Medicare Parts A and B
Original Medicare (as opposed to Medicare Advantage) includes Medicare Part A and Part B. Medicare Part A is generally called “hospital insurance” as it pays for inpatient care. Medicare Part B is generally called “medical insurance” as it covers outpatient care and other services that beneficiaries need outside of the hospital. Prescription drugs are not covered by Original Medicare, as they’re covered under the separate Medicare Part D prescription drug program. Although Medicare A and B provide very comprehensive coverage when used together, they generally pay 80% of beneficiaries’ costs, and there’s no cap on how high the 20% out-of-pocket exposure can be. For most people with Original Medicare, a Medigap supplement plan is a good idea, as it covers all or most of the 20% coinsurance that the beneficiary would otherwise have to pay out-of-pocket.
Medicare Eligibility and Premiums
As long as you or your spouse worked for at least 10 years and paid Medicare taxes during that time, you’ll get Medicare Part A with no premium (if you or your spouse didn’t work at least 10 years, you’ll have to pay for Medicare A; the cost is $407/month if the work history was less than 7.5 years, and $224/month if the work history was between 7.5 and 10 years).

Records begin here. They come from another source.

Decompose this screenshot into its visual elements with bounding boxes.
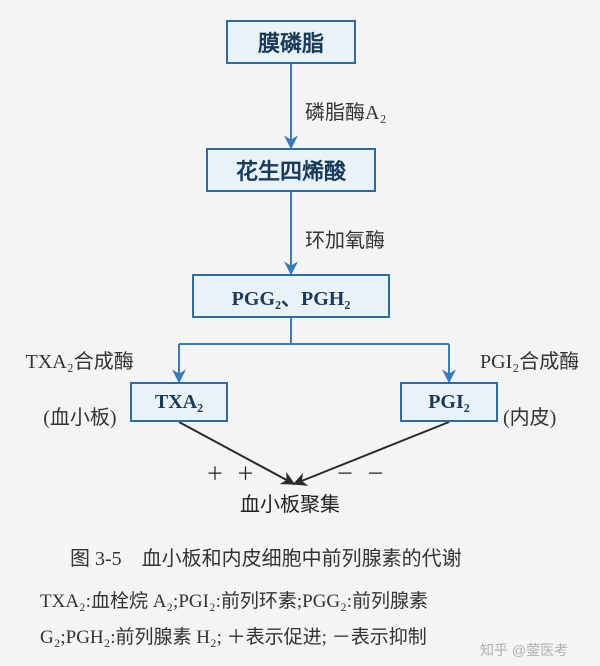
node-label: 膜磷脂 — [258, 26, 324, 58]
node-label: 花生四烯酸 — [236, 154, 346, 186]
node-arachidonic-acid: 花生四烯酸 — [206, 148, 376, 192]
diagram-canvas: 膜磷脂 花生四烯酸 PGG₂、PGH₂ TXA₂ PGI₂ 磷脂酶A₂ 环加氧酶… — [0, 0, 600, 666]
branch-line1: PGI₂合成酶 — [480, 351, 579, 373]
branch-line2: (血小板) — [43, 407, 116, 429]
branch-label-txa2-synthase: TXA₂合成酶 (血小板) — [6, 320, 134, 460]
arrow-label-cyclooxygenase: 环加氧酶 — [305, 224, 385, 253]
watermark: 知乎 @蓥医考 — [480, 640, 568, 660]
sign-minus: － － — [336, 460, 389, 486]
endpoint-platelet-aggregation: 血小板聚集 — [240, 488, 340, 517]
node-pgg2-pgh2: PGG₂、PGH₂ — [192, 274, 390, 318]
node-label: PGG₂、PGH₂ — [232, 282, 351, 311]
branch-label-pgi2-synthase: PGI₂合成酶 (内皮) — [460, 320, 579, 460]
node-txa2: TXA₂ — [130, 382, 228, 422]
caption-legend: TXA₂:血栓烷 A₂;PGI₂:前列环素;PGG₂:前列腺素 G₂;PGH₂:… — [40, 584, 462, 656]
node-membrane-phospholipid: 膜磷脂 — [226, 20, 356, 64]
node-label: TXA₂ — [155, 391, 203, 414]
branch-line2: (内皮) — [503, 407, 556, 429]
branch-line1: TXA₂合成酶 — [26, 351, 134, 373]
caption-title: 图 3-5 血小板和内皮细胞中前列腺素的代谢 — [70, 540, 462, 578]
sign-plus: ＋ ＋ — [206, 460, 259, 486]
arrow-label-phospholipase-a2: 磷脂酶A₂ — [305, 96, 386, 125]
figure-caption: 图 3-5 血小板和内皮细胞中前列腺素的代谢 TXA₂:血栓烷 A₂;PGI₂:… — [40, 540, 462, 656]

Medicare Part B has a premium for everyone – in 2015, it’s $104.90 for most enrollees (more if your income exceeds $85,000 or $170,000 for a married couple).

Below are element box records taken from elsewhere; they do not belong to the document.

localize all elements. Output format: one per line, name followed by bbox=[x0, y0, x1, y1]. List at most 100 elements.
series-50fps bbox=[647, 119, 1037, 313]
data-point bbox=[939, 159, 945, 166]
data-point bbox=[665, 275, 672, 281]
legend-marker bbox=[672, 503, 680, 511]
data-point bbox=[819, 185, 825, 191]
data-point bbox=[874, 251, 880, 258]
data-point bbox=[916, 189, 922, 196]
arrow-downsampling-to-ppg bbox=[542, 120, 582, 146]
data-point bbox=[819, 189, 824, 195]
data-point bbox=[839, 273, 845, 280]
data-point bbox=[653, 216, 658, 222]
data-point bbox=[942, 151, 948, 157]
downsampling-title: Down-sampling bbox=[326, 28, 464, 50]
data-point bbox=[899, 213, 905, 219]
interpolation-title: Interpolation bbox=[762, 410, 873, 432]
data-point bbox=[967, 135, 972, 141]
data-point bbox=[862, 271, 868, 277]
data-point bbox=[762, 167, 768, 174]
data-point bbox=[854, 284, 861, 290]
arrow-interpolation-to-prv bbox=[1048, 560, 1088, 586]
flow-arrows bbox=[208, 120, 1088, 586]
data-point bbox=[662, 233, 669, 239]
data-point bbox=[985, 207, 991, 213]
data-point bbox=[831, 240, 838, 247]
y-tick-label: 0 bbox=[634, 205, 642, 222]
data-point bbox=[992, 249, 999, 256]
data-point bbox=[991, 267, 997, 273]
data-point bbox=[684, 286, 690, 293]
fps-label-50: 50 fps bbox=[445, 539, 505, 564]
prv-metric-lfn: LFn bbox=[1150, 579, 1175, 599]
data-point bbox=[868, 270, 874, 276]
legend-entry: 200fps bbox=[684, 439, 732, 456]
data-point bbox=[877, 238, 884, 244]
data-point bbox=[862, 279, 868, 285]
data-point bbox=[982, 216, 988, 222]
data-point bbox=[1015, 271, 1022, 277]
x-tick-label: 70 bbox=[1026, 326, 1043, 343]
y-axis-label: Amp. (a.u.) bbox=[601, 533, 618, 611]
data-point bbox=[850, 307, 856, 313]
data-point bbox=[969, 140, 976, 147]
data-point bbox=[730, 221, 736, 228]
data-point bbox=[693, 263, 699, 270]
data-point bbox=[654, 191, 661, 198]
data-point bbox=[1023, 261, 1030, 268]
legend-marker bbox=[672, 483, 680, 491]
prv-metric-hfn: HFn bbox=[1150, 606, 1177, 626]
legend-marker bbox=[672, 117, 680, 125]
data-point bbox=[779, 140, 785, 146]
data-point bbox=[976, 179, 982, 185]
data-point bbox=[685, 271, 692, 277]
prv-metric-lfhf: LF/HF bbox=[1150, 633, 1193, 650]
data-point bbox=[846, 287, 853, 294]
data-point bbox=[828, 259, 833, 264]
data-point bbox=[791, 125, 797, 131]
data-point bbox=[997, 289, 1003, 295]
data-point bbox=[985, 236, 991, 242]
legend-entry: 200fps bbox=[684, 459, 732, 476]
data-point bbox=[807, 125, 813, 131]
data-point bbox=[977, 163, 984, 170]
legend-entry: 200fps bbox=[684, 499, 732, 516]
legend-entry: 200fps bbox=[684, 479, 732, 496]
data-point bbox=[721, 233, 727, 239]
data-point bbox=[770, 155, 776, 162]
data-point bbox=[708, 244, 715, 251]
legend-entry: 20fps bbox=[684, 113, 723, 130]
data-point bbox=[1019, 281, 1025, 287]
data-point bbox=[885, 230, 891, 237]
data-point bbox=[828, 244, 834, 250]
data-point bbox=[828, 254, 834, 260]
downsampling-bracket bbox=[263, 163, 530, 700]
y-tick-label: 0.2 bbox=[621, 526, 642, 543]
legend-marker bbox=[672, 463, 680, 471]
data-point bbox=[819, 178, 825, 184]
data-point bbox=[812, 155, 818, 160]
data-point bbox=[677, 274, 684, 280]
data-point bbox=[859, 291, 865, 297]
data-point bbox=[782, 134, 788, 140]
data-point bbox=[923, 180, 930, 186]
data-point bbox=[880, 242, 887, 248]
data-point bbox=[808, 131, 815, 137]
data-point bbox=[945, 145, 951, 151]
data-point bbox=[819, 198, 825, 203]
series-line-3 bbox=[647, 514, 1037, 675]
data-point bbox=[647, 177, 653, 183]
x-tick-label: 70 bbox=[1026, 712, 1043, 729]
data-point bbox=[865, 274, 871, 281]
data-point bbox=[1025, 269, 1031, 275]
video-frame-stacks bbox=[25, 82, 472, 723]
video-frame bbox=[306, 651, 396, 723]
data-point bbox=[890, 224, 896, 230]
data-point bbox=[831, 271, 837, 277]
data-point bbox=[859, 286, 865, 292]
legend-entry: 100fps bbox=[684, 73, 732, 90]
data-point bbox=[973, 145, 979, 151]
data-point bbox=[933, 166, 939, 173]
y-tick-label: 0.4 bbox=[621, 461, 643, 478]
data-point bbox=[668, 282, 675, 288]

In order for Original Medicare eligibility, you must have been legally-present in the US for at least five years. For senior citizens who relocate to the US, that used to pose a significant obstacle, as prior to 2014, individual health insurance plans were unavailable for people who were 65 or older. But the ACA changed all of that. Private individual health plans are available regardless of age, and exchange subsidies are available to legally-present seniors who aren’t eligible for Medicare. If you’re at least 65 years old, once you’ve been legally-present in the US for at least five years, you’ll be eligible to buy into Medicare (premium-free Medicare A is only available if you’ve also got at least ten years of work history with Medicare payroll taxes paid).
Enrolling in Medicare
If you’re already receiving Social Security retirement benefits or Railroad Retirement benefits when you turn 65, you’ll be automatically enrolled in Medicare. You’ll receive your Medicare enrollment information in the mail about three months before your birthday, and coverage will begin on the first of the month that you turn 65. If you’re not already receiving retirement benefits when you turn 65, you’ll have a seven month window during which you can enroll in Medicare: the three months prior to the month you turn 65, the month you turn 65, and the three following months. As long as you enroll during the three months of Medicare eligibility prior to turning 65, your coverage will begin on the first of the month you turn 65. But if you enroll during the final four months of your open enrollment window, your start date will be delayed.